I have been relishing the revelations in recent issues of The New York Timesrevealing the secret foreign buyers of new condominium apartments in skyscraper towers around Central Park. The rich list includes Russian oligarchs, Indian swindlers, politically-connected Malaysians, a whole cast of scamsters seeking a huge rarely-occupied pied-à-terre with drop-dead views. On a clear day you can see the former Borscht Belt, to your north, formally the Catskill Mountains. You can see Atlantic City to the south. But you will never see your neighbors thanks to an intricate system of private elevators. Thanks to shell companies you will be able to avoid taxation as a US resident.
Back in the Mother Country, it is not that easy for controversial or crooked foreigners to load up on real estate. The Qatari royal family just got turned down over its planning application for a palatial residence at the edge of Regent’s Park in London.
This came despite the impact of Qatari capital on the British capitol. Qatar has taken control of Canary Wharf; it is unclear if the owner of the iconic buildings in the new London financial center is the royal family or the country, because they don’t keep separate accounts. Qataris now also own Harrod’s, the top London department store. They also own a stake in Heathrow airport.

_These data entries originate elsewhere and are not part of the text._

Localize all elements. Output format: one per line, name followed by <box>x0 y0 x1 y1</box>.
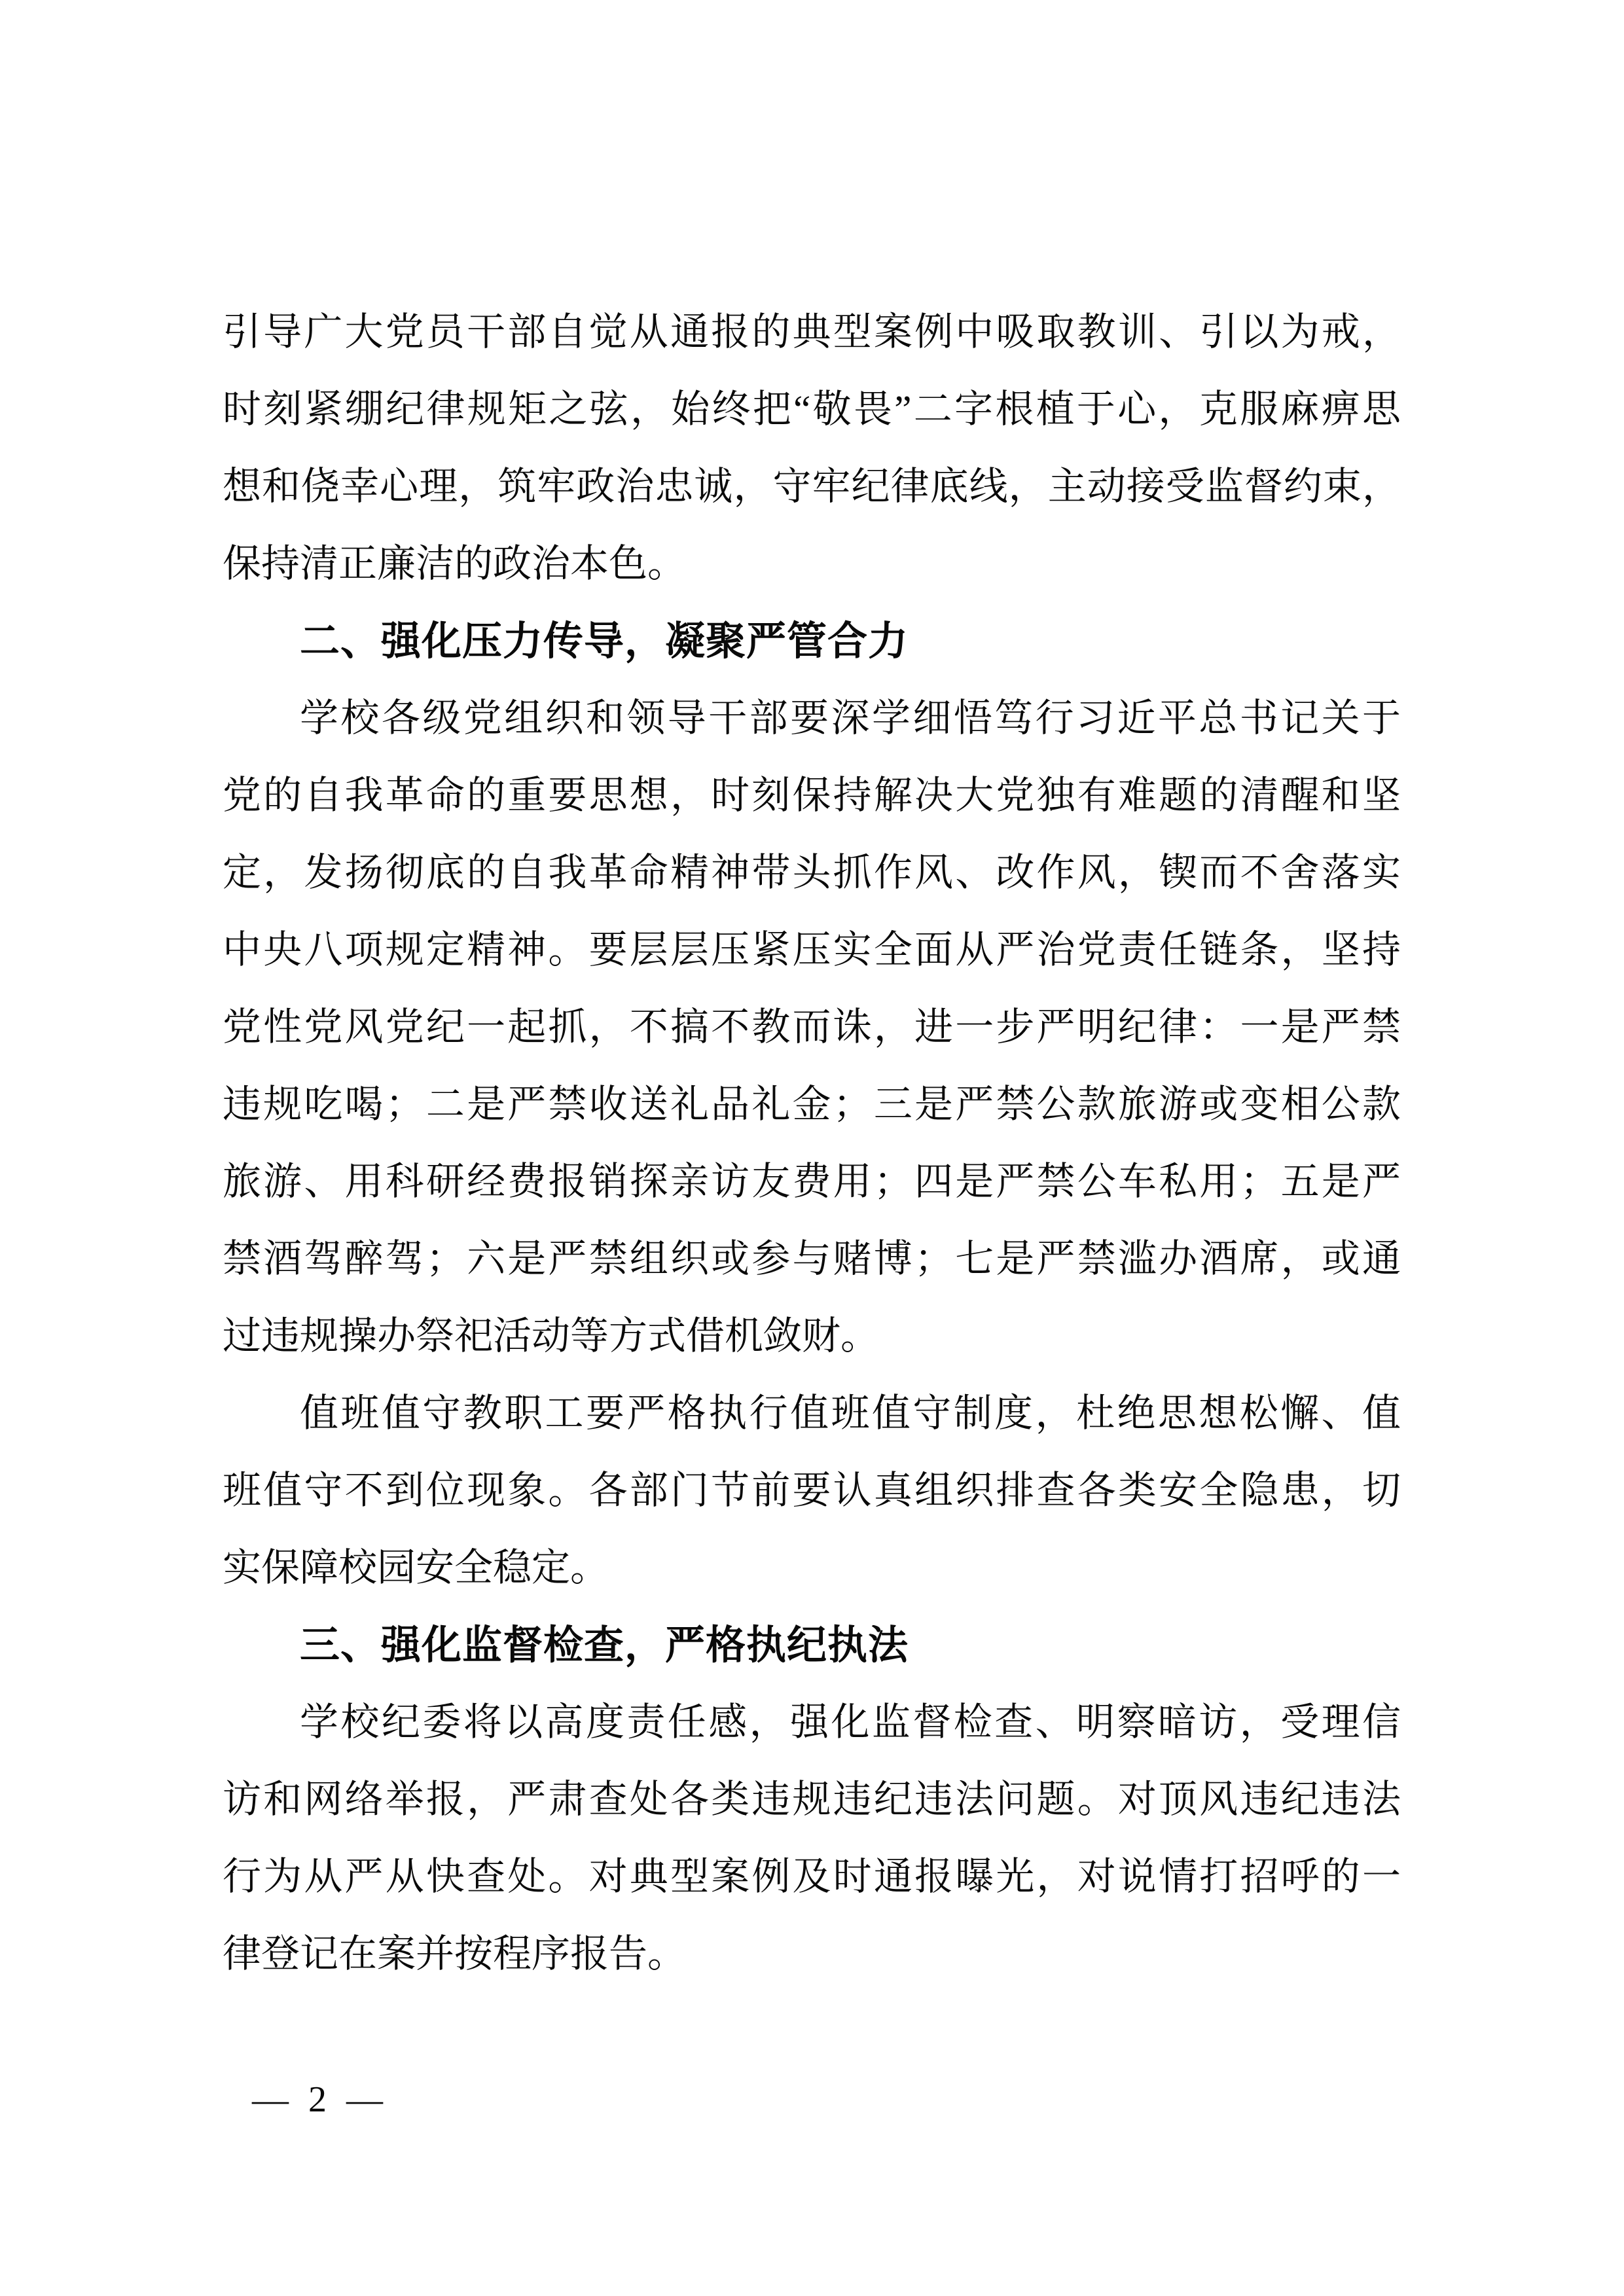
paragraph-line: 过违规操办祭祀活动等方式借机敛财。 <box>223 1297 1401 1374</box>
paragraph-line: 实保障校园安全稳定。 <box>223 1529 1401 1606</box>
paragraph-line: 引导广大党员干部自觉从通报的典型案例中吸取教训、引以为戒， <box>223 293 1401 370</box>
paragraph-line: 访和网络举报，严肃查处各类违规违纪违法问题。对顶风违纪违法 <box>223 1761 1401 1838</box>
paragraph-line: 党性党风党纪一起抓，不搞不教而诛，进一步严明纪律：一是严禁 <box>223 988 1401 1066</box>
paragraph-line: 时刻紧绷纪律规矩之弦，始终把“敬畏”二字根植于心，克服麻痹思 <box>223 370 1401 448</box>
section-heading-3: 三、强化监督检查，严格执纪执法 <box>223 1606 1401 1683</box>
paragraph-line: 律登记在案并按程序报告。 <box>223 1915 1401 1992</box>
paragraph-line: 旅游、用科研经费报销探亲访友费用；四是严禁公车私用；五是严 <box>223 1143 1401 1220</box>
paragraph-line: 学校纪委将以高度责任感，强化监督检查、明察暗访，受理信 <box>223 1683 1401 1761</box>
paragraph-line: 中央八项规定精神。要层层压紧压实全面从严治党责任链条，坚持 <box>223 911 1401 988</box>
paragraph-line: 定，发扬彻底的自我革命精神带头抓作风、改作风，锲而不舍落实 <box>223 834 1401 911</box>
paragraph-line: 班值守不到位现象。各部门节前要认真组织排查各类安全隐患，切 <box>223 1452 1401 1529</box>
paragraph-line: 值班值守教职工要严格执行值班值守制度，杜绝思想松懈、值 <box>223 1374 1401 1452</box>
paragraph-line: 行为从严从快查处。对典型案例及时通报曝光，对说情打招呼的一 <box>223 1838 1401 1915</box>
section-heading-2: 二、强化压力传导，凝聚严管合力 <box>223 602 1401 679</box>
paragraph-line: 禁酒驾醉驾；六是严禁组织或参与赌博；七是严禁滥办酒席，或通 <box>223 1220 1401 1297</box>
paragraph-line: 违规吃喝；二是严禁收送礼品礼金；三是严禁公款旅游或变相公款 <box>223 1066 1401 1143</box>
page-number: — 2 — <box>252 2079 388 2121</box>
document-text: 引导广大党员干部自觉从通报的典型案例中吸取教训、引以为戒， 时刻紧绷纪律规矩之弦… <box>223 293 1401 1992</box>
document-page: 引导广大党员干部自觉从通报的典型案例中吸取教训、引以为戒， 时刻紧绷纪律规矩之弦… <box>0 0 1624 2296</box>
paragraph-line: 想和侥幸心理，筑牢政治忠诚，守牢纪律底线，主动接受监督约束， <box>223 448 1401 525</box>
paragraph-line: 保持清正廉洁的政治本色。 <box>223 525 1401 602</box>
paragraph-line: 学校各级党组织和领导干部要深学细悟笃行习近平总书记关于 <box>223 679 1401 757</box>
paragraph-line: 党的自我革命的重要思想，时刻保持解决大党独有难题的清醒和坚 <box>223 757 1401 834</box>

Yet the Qatari ruling family was turned down when it sought to build a palace near the London Central Mosque and the US Ambassador’s residence. The Crown Estate and Royal Park administrators did not say no; it was the planning chief of the Royal Borough of Camden, NW
The recent real estate boom in both London and New York came from oil money (now harder to come by); Chinese nouveau riche relatives of high officials (now lying low to avoid corruption investigations and execution); and Russian oligarchs (suffering from sanctions and ruble depreciation.) So the impact of the nay-saying council will be felt beyond the deck chairs and the rose gardens it protected.
*Abengoa SA of Spain reported preliminary unaudited 2014 results for its Nasdaq-listed B share ADRs after the market closed yesterday. For the full year it expects to report revenues at euros 7.15 bn, off 1%. But after tax profits are expected to rise by ~24% to euros 125 mn. Earnings before interest, taxes, depreciation, and amortization (a measure of cashflow) rose 11% year/year. It closed the year with a backlog of around euros 8 bn. It did not sort out Q4 results from the full year.

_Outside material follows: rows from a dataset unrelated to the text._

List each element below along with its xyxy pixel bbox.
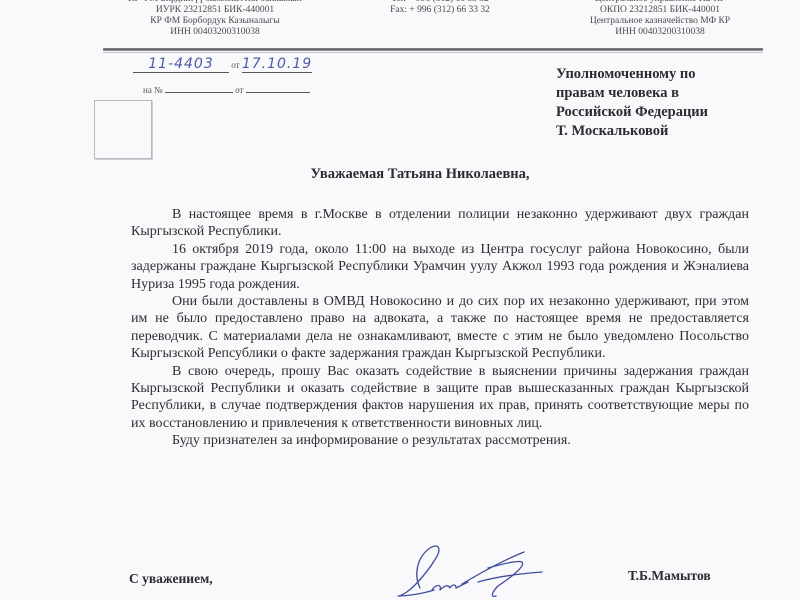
- letter-body: В настоящее время в г.Москве в отделении…: [131, 206, 749, 450]
- letterhead-line: ИУРК 23212851 БИК-440001: [110, 5, 320, 16]
- salutation: Уважаемая Татьяна Николаевна,: [0, 166, 800, 183]
- reply-reference: на № от: [133, 82, 310, 95]
- addressee-block: Уполномоченному по правам человека в Рос…: [556, 65, 708, 141]
- letter-page: КР ФМ Бирдиктүү мамлекеттик банкынын ИУР…: [0, 0, 800, 600]
- body-paragraph: 16 октября 2019 года, около 11:00 на вых…: [131, 241, 749, 293]
- stamp-placeholder-box: [94, 100, 152, 159]
- addressee-line: Уполномоченному по: [556, 65, 708, 84]
- letterhead-divider-thin: [103, 52, 763, 53]
- letterhead-line: ИНН 00403200310038: [110, 27, 320, 38]
- closing-phrase: С уважением,: [129, 571, 213, 587]
- letterhead-right-column: Центральное управление НБ КР ОКПО 232128…: [545, 0, 775, 38]
- reply-number-blank: [165, 82, 233, 93]
- addressee-line: Российской Федерации: [556, 103, 708, 122]
- handwritten-signature-icon: [392, 538, 552, 600]
- reply-number-label: на №: [143, 85, 163, 95]
- letterhead-left-column: КР ФМ Бирдиктүү мамлекеттик банкынын ИУР…: [110, 0, 320, 38]
- registration-number: 11-4403: [133, 56, 229, 73]
- reply-date-blank: [246, 82, 310, 93]
- registration-from-label: от: [231, 60, 239, 70]
- addressee-line: правам человека в: [556, 84, 708, 103]
- signer-name: Т.Б.Мамытов: [628, 568, 711, 584]
- registration-date: 17.10.19: [242, 56, 312, 73]
- addressee-line: Т. Москальковой: [556, 122, 708, 141]
- letterhead-divider: [103, 48, 763, 51]
- letterhead-line: ОКПО 23212851 БИК-440001: [545, 5, 775, 16]
- body-paragraph: В свою очередь, прошу Вас оказать содейс…: [131, 363, 749, 433]
- letterhead-line: Fax: + 996 (312) 66 33 32: [355, 5, 525, 16]
- letterhead-middle-column: Tel: + 996 (312) 66 33 32 Fax: + 996 (31…: [355, 0, 525, 16]
- body-paragraph: Буду признателен за информирование о рез…: [131, 432, 749, 449]
- outgoing-registration: 11-4403 от 17.10.19: [133, 56, 312, 73]
- letterhead-line: Центральное казначейство МФ КР: [545, 16, 775, 27]
- body-paragraph: В настоящее время в г.Москве в отделении…: [131, 206, 749, 241]
- letterhead-line: ИНН 00403200310038: [545, 27, 775, 38]
- body-paragraph: Они были доставлены в ОМВД Новокосино и …: [131, 293, 749, 363]
- reply-from-label: от: [235, 85, 243, 95]
- letterhead-line: КР ФМ Борбордук Казыналыгы: [110, 16, 320, 27]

During 2014 ABGB spun out part of its Abengoa Yield sub. It now expects its stake will be below 50% this mid-year, as a “discontinued operation” and it will no longer consolidated with its parent. It also last year arranged to spin off its Projects Warehouse 1 with EIG Global Energy Partners this March. These moves enabled ABGB to slash its debt by euros 3.35 bn to euros 2.35 bn as of last Dec. 31.